On July 30, the journalists planned to meet with a local contact in the town of Bambari, 380 kilometers away from Bangui, Gorshkova said. The road to Bambari runs through Sibut.

The investigative media outlet the journalists worked for is financed by Mikhail Khodorkovsky, a former oil tycoon who spent 10 years in prison following convictions in financial-crimes trials supporters contend were a Kremlin-orchestrated campaign to seize his company's production assets and punish him for challenges to President Vladimir Putin.

He was pardoned by Putin, released, and flown out of Russia in 2010, and now lives in Europe, where he is one of Putin's most vehement critics.

TsUR has published a number of investigations alleging corruption by senior members of Putin's entourage.

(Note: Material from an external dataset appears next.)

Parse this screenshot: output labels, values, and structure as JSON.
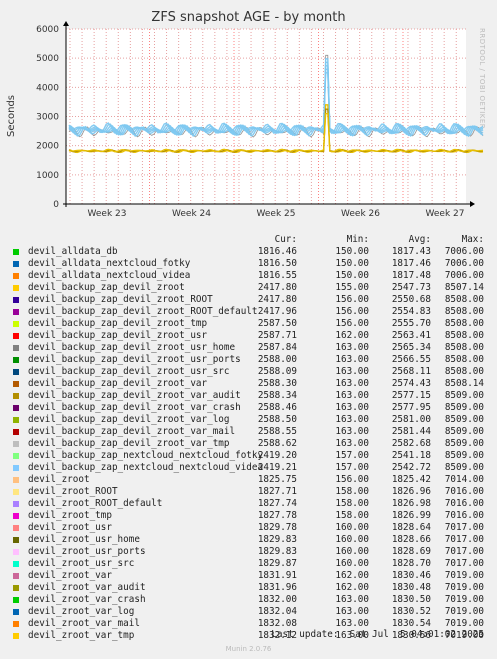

Khodorkovsky called the three journalists who were killed "brave men who were not prepared simply to collect documentary material, but wanted to 'feel' it in the palms of their hands.... Rest in peace."

Dzhemal, 51, was a respected Russian military correspondent who covered conflicts around the world. He was seriously injured in Libya in 2011 and published a book in 2008 giving a firsthand account of the five-day Russia-Georgia war.

Rastorguyev, 47, was a prominent documentary filmmaker and a contributor to RFE/RL. He was among the three directors of an award-winning 2013 film about leaders of the Russian opposition.

Radchenko, 33, started his career as a projectionist, but had become a cameraman in recent years. He served as an election observer in Chechnya in March.

The Central African Republic has been riddled by violence, often fought along religious lines between predominantly Christian and Muslim militias, since a 2013 rebellion overthrew then-President Francois Bozize.

Most of the country is beyond the control of the Bangui government, and a 12,000-strong UN peacekeeping mission has struggled to keep a lid on the violence.